O grafeno é uma das maiores apostas para o desenvolvimento de equipamentos eletrônicos, além de ser usado de telas de celulares e televisores, tintas, concreto, embalagens e até colete à prova de balas. Com características únicas de alta condutividade elétrica e resistência, saber identificar defeitos no material é extremamente importante para a sua produção em larga escala e para a aplicação em materiais de alta tecnologia. E, além disso, é também importante saber inserir defeitos no material, pois assim é possível mudar suas características dependendo de sua aplicação, potencializando ou reduzindo suas capacidades físicas.

E, para isso, a espectroscopia Raman é fundamental. “Você pode mudar a condutividade elétrica, você pode alterar a condutividade térmica, você pode mudar as propriedades mecânicas, você pode introduzir dureza, você pode introduzir deformação. Então, a introdução de defeitos em materiais, de forma controlada, ela por si já é uma área extensa na engenharia de materiais”, diz Luiz Gustavo. “E nós viramos referência no mundo, o Brasil é conhecido como sendo o lugar que desenvolve a metodologia disso.”

O cientista, em parceria com a Associação Brasileira de Normas Técnicas (ABNT), tem trabalhado no sentido de traduzir normas técnicas estrangeiras e de preparar uma norma brasileira sobre metrologia de defeitos em grafeno por espectroscopia Raman, que já está escrita. Com isso, espera-se elevar essa norma à ISO, invertendo o fluxo de influência nessa área no mundo. “E não vai ser muito difícil não, porque todo mundo conhece, todo mundo que trabalha com essa área de aplicações de grafeno conhece os nossos trabalhos”, afirma.

Os cientistas da UFMG buscam também expandir essa expertise para outras técnicas, como a microscopia de força atômica, termogravimetria, microscopia eletrônica, espalhamento dinâmico de luz.

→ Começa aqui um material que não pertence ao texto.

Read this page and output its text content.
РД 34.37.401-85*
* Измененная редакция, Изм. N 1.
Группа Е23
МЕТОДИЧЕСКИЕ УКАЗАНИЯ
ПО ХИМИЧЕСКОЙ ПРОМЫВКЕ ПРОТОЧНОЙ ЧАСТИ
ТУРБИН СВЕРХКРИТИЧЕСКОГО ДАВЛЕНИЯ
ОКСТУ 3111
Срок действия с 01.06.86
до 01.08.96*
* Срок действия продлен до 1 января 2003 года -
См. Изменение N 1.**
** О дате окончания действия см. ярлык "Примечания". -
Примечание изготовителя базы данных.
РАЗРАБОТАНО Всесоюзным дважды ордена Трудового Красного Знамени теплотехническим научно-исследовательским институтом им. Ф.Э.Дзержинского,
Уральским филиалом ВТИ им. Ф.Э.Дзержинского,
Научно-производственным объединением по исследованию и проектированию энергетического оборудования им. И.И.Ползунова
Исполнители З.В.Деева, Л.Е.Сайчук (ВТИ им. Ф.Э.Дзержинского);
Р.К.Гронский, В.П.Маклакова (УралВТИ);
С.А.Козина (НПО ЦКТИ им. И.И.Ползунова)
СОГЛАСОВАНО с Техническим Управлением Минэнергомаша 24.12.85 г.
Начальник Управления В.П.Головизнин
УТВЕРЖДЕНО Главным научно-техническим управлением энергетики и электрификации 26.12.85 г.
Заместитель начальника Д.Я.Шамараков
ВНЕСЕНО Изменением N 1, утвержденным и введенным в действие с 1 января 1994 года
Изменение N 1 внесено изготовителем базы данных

Com uma nova linha de luz que está sendo construída no Sírius, o acelerador de elétrons do LNLS em Campinas que gera a luz síncroton, essas pesquisas devem avançar ainda mais. “O Sírius pode contribuir muito”, afirma o professor. E vale lembrar que foi na UFMG que a física Ingrid David Barcelos, hoje pesquisadora coordenadora e Líder do Laboratório de Amostras Microscópicas (LAM), do LNLS, iniciou seus estudos com o grafeno. O que mostra que a universidade mineira tem imensas contribuições com esse tema de pesquisa.